Repeating weekday peaks and weekend troughs (B2B) or the inverse (B2C/entertainment). This is normal — switch to weekly roll-up to suppress it before judging trend direction.

Single-day spike

One day far above the rest. Usually PR coverage, a viral asset, or a ranking surge for a high-volume query. Anomalies Snapshot will flag it; use Top Movers to identify the driver.

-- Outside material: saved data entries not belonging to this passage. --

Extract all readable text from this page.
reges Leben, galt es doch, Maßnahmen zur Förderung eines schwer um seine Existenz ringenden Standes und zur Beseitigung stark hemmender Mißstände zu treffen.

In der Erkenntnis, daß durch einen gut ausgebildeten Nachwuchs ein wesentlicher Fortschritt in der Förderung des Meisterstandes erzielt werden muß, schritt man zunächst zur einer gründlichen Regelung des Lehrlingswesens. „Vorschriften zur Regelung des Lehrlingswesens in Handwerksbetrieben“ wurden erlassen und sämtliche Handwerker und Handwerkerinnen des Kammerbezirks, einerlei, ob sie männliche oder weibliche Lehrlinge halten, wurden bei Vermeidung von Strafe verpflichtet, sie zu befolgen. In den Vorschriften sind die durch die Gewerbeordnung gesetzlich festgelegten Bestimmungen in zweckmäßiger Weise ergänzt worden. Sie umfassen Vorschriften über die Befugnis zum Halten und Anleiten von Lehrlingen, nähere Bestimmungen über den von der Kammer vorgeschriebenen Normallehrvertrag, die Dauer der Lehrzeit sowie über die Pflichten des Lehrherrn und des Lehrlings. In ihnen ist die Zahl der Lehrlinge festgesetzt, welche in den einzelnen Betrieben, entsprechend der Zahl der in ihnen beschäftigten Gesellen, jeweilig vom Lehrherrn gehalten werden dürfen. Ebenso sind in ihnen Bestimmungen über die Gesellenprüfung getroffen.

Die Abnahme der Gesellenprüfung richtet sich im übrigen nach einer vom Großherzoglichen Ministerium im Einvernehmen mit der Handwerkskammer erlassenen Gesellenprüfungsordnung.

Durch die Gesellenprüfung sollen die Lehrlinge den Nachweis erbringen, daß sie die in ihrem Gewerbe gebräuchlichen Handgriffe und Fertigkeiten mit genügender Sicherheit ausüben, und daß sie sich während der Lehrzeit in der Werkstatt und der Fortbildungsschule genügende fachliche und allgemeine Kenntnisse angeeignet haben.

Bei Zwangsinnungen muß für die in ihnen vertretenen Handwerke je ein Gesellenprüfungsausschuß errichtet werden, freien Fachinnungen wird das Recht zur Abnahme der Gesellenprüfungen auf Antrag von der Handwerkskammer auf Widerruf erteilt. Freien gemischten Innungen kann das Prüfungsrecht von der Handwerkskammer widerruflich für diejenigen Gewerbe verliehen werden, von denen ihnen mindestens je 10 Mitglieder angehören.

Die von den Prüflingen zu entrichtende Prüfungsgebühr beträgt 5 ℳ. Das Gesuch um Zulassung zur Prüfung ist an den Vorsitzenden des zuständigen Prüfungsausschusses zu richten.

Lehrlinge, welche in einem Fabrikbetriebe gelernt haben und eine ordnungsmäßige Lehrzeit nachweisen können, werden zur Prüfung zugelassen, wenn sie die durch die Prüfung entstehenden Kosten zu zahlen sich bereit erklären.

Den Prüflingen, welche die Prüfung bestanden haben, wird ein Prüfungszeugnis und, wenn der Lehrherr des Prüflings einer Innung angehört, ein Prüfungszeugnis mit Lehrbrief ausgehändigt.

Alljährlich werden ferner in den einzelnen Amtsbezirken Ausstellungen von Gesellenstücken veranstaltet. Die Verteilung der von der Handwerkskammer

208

Position improves but clicks fall

Often a SERP-feature change — featured snippet lost, AI overview eating the click, or your title was rewritten by Google. Inspect the page in Search Console Live and review CTR Curve.

What to do with it

  • Use the compare toggle to overlay the prior period — context beats raw numbers every time.
  • Switch to the weekly roll-up when you need to ignore day-of-week noise.
  • When you spot a step-change, add an Annotation on that date so future-you and teammates know what happened.
  • For "why did X day move?" questions, jump straight to Anomalies Snapshot and Winners and Losers filtered to that range.

Caveats & limits

  • Search Console data has a ~2-day lag. The last 1–2 days will look artificially low until they're finalised.
  • Average position is impression-weighted, so a single high-impression query at position 30 will drag the average more than a hundred small queries at position 5.
  • CTR computed on very small impression counts is statistically noisy — interpret with care below ~50 impressions/day.
  • Anonymised queries (long tail / sensitive topics) are excluded from query-level data but still contribute to site-level totals shown here.